A few hours in the parking lot is bad, cause its too low to turn over the engine, but maybe not as the worst cases.
Not that I would have ever done such a thing. :rolleyes:

OK. So I did, and we had no charger even back at our base and that was a good 20 minute drive away. After getting the jump start, I had to baby the throttle to keep the charge rate down. I coasted where ever possible in neutral, kept in in 3rd and lowest rpms as possible. It would take hardly any effort for the charge rate to go over 20 amps. Turning the lights on helped keep some load off the charge circuit as long as I could keep the rpms down. But it also meant more load on the stator. So I wasn't helping the alternator by doing that. However the battery and the charge wires were my big concern, and for good reason.

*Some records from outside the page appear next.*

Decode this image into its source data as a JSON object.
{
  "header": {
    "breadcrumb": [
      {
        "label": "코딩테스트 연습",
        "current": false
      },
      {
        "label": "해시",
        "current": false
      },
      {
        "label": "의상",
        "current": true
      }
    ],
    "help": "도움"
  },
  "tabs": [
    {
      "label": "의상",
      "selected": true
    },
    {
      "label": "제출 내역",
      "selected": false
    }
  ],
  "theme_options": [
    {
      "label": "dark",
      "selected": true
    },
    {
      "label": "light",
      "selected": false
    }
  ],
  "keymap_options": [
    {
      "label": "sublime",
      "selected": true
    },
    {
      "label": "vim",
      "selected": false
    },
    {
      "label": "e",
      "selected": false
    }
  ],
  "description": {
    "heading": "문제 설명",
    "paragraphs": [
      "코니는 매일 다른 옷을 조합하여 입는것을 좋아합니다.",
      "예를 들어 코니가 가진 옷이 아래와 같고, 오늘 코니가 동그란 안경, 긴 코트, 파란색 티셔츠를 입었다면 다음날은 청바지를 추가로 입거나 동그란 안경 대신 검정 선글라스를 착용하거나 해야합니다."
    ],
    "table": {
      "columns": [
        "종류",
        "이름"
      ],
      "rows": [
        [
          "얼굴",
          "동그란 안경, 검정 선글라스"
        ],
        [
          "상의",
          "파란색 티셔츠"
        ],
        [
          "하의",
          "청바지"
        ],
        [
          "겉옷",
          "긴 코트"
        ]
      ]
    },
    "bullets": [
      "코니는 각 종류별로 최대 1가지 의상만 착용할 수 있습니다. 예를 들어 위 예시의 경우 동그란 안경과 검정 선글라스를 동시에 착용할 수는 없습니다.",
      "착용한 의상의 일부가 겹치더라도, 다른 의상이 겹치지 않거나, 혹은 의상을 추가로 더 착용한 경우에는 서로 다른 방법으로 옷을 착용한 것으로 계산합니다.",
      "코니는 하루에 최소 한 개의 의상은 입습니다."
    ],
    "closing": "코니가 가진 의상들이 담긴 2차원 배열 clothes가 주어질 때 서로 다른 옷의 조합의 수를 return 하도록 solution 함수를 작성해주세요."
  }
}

It may be entirely coincidental that a year later that alternator gave out. It happens that today I was checking through my stack of alternators to see what was wrong with them. I assumed the one mentioned above had a bad diode. It turns out one of the stator leads showed an open winding. Hmmm. confused-gif.gif Maybe just a cheap rewinding or replacement stator but maybe not the whole story.

That's how I stumbled across that e-bay ad. I was looking for photos of 37 to 60 amp squarebacks. The parts book shows 65 amp units had a different housing and I wanted to verify which one mine is if I could.